Capítulo Quatro – Caminho Sem Saída
A dama de companhia parecia ter adentrado um novo mundo, com a percepção sobre o limite da decência dos nobres sendo completamente redefinida. O modo como lançava olhares furtivos a Guilherme também mudou, e seus olhos insistiam em espreitar por trás dele. Tremendo, ela estendeu a bandeja que segurava; assim que Eveline pegou a carta, a dama, como se fugisse de algo impuro, saiu apressada do aposento, sem ousar ficar mais um instante, tomando ainda o cuidado de fechar a porta ao sair.
Eveline bateu levemente nas próprias faces, acalmando o sangue que lhe subira devido à agitação, e então abriu lentamente a carta. Contudo, assim que se recompôs, o rubor tornou a tomar conta de seu rosto.
“Mais cinco dias! Daqui a cinco dias ele já pode vir recolher meu corpo!”
Enfurecida com o conteúdo da carta, sentiu o rosto corar intensamente. Tentou rasgar a missiva com as duas mãos, mas o papel especial usado para mensagens era mais resistente que casca de árvore velha; tentou por duas vezes, sem sucesso.
“Cof! Cof, cof!” De súbito, largou a carta, levando a mão à boca para conter uma tosse, enquanto um rubor nada saudável tingia-lhe as faces pálidas.
Guilherme, sem dizer palavra, apanhou a carta caída, lançando-lhe um olhar rápido.
“À atenção de Vossa Majestade:
As tropas privadas da Casa do Leão Indomável marcham com todo vigor rumo à capital, mas ainda faltam suprimentos e mantimentos; levarão mais cinco dias para chegar. Imploramos a Vossa Majestade e à Rainha que resistam mais alguns dias. Quando a vanguarda chegar, o velho Cole pessoalmente decapitará o líder dos rebeldes diante de vós...”
“Bando de tolos! Acham mesmo que os rebeldes vão se contentar em ocupar apenas dois ducados? Esse velho presunçoso logo será... cof, cof, cof...”
“Majestade, devia procurar um médico. Por causa da rebelião, já faz tempo que não descansa adequadamente. Se continuar assim, logo não suportará mais.”

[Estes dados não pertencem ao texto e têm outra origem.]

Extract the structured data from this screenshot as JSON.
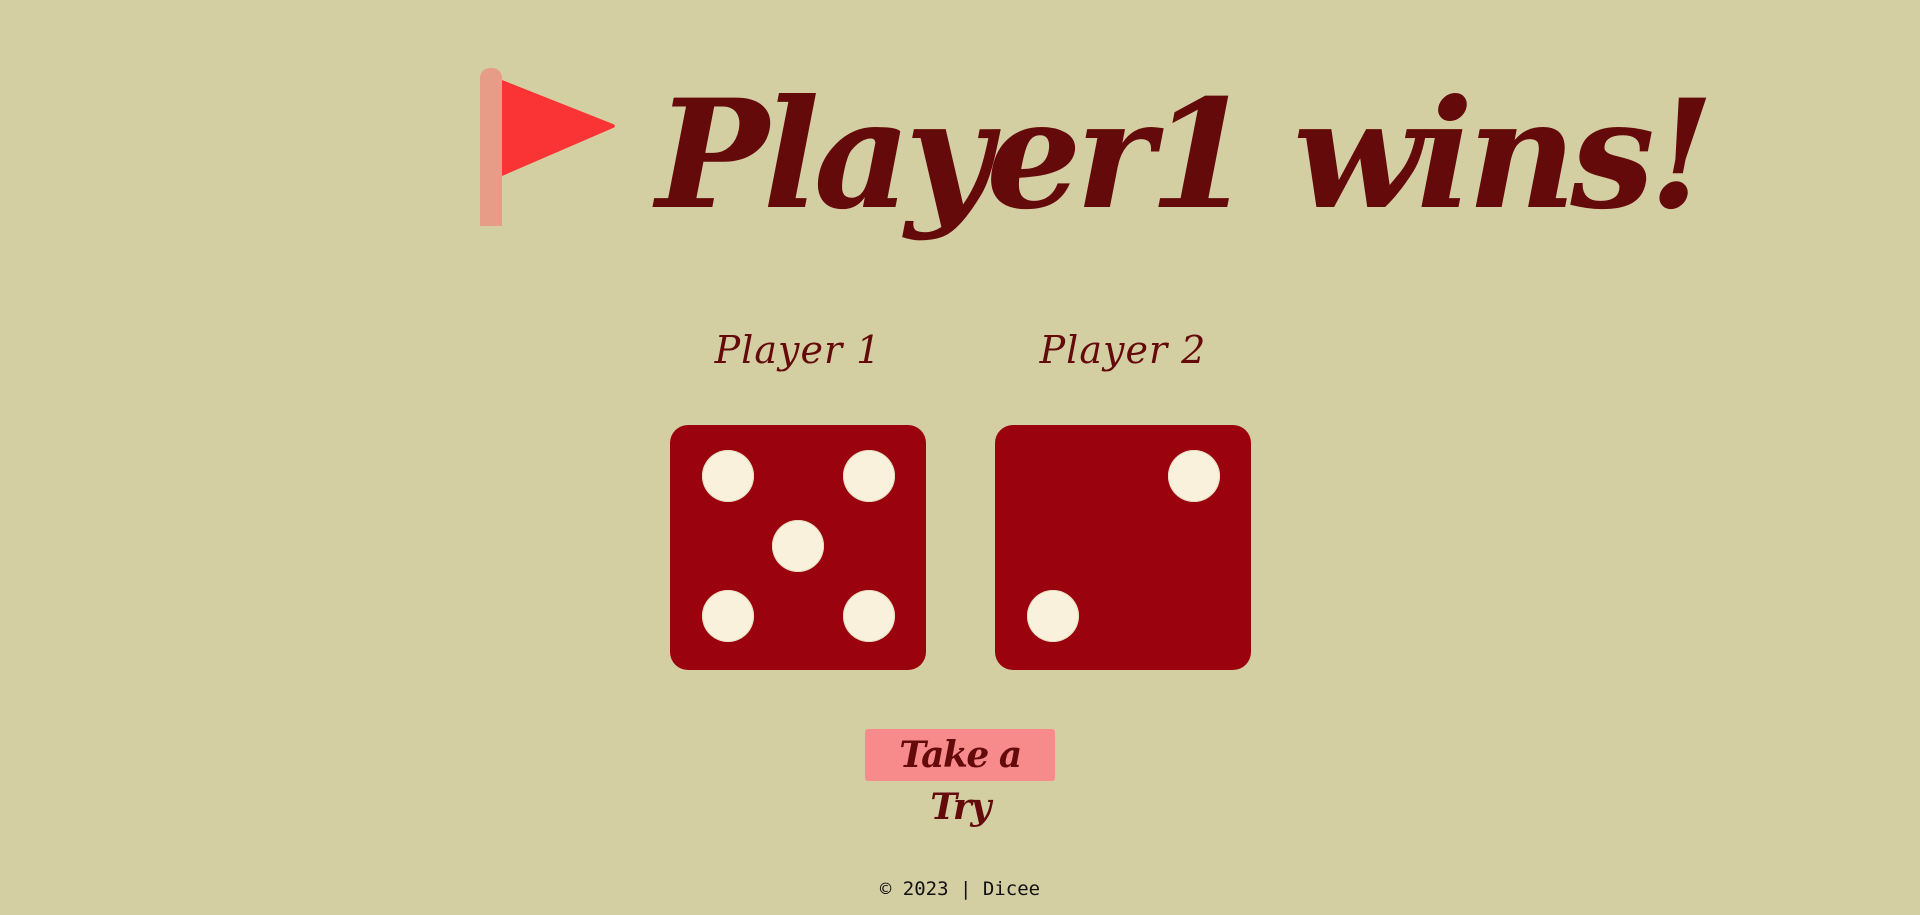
{
  "header": {
    "title": "Player1 wins!",
    "flag_icon": "red-flag-icon"
  },
  "players": [
    {
      "name": "Player 1",
      "die_value": 5
    },
    {
      "name": "Player 2",
      "die_value": 2
    }
  ],
  "action": {
    "button_label": "Take a Try"
  },
  "footer": {
    "text": "© 2023 | Dicee"
  },
  "colors": {
    "background": "#d4cea3",
    "title": "#650a0a",
    "die": "#9a030e",
    "pip": "#faf1dc",
    "button": "#f78b8b",
    "flag": "#fa3434",
    "flag_pole": "#e69c86"
  }
}
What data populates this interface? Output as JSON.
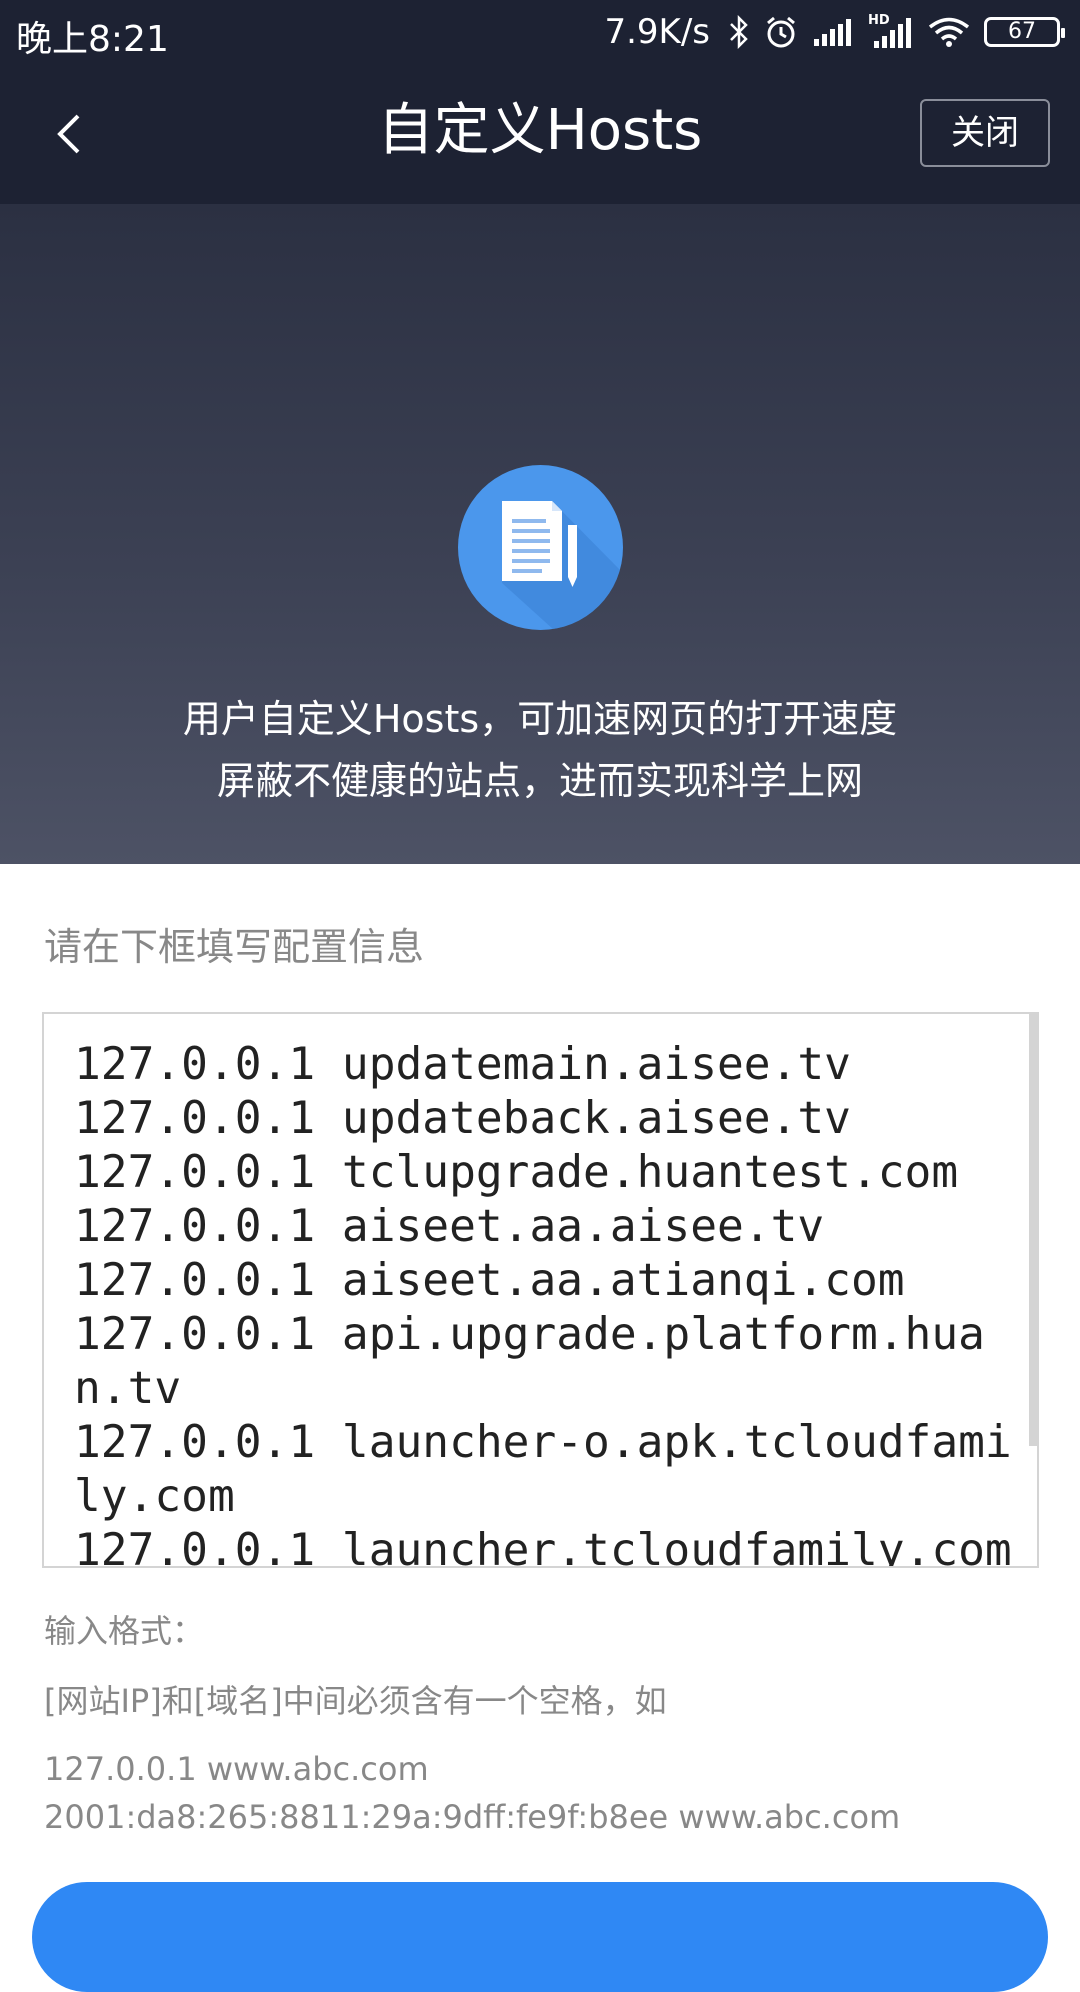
{
  "status_bar": {
    "time": "晚上8:21",
    "net_speed": "7.9K/s",
    "signal_label": "HD",
    "battery": "67"
  },
  "nav": {
    "title": "自定义Hosts",
    "close_label": "关闭"
  },
  "hero": {
    "line1": "用户自定义Hosts，可加速网页的打开速度",
    "line2": "屏蔽不健康的站点，进而实现科学上网"
  },
  "form": {
    "config_label": "请在下框填写配置信息",
    "hosts_lines": [
      "127.0.0.1 updatemain.aisee.tv",
      "127.0.0.1 updateback.aisee.tv",
      "127.0.0.1 tclupgrade.huantest.com",
      "127.0.0.1 aiseet.aa.aisee.tv",
      "127.0.0.1 aiseet.aa.atianqi.com",
      "127.0.0.1 api.upgrade.platform.huan.tv",
      "127.0.0.1 launcher-o.apk.tcloudfamily.com",
      "127.0.0.1 launcher.tcloudfamily.com"
    ],
    "format_title": "输入格式：",
    "format_desc": "[网站IP]和[域名]中间必须含有一个空格，如",
    "format_example_1": "127.0.0.1 www.abc.com",
    "format_example_2": "2001:da8:265:8811:29a:9dff:fe9f:b8ee www.abc.com"
  },
  "colors": {
    "header_bg": "#1d2233",
    "accent": "#2f88f4",
    "icon_circle": "#4b97ec"
  }
}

A voz fria de Guilherme ecoou suavemente, arrancando Eveline por um momento de sua fúria. Ela se deixou cair, exausta, na cadeira, soltando duas risadas amargas.
“Cof, não adianta mais. Dentro de dois dias os rebeldes estarão aqui. Se eu sucumbir agora, no máximo fico gravemente doente; mas em dois dias, morrerei de qualquer jeito.”
Guilherme apoiou-se na espada, olhos fechados em reflexão, e então falou: “Já pensou em...”
Eveline fez um gesto desanimado com a mão: “Pensar em fugir da capital? Os exércitos que posso comandar estão ao norte ou nas mãos do marquês de Giber, ao sul. Essas tropas são as forças privadas dos grandes nobres; se a capital cair, quantos ainda obedecerão à coroa?”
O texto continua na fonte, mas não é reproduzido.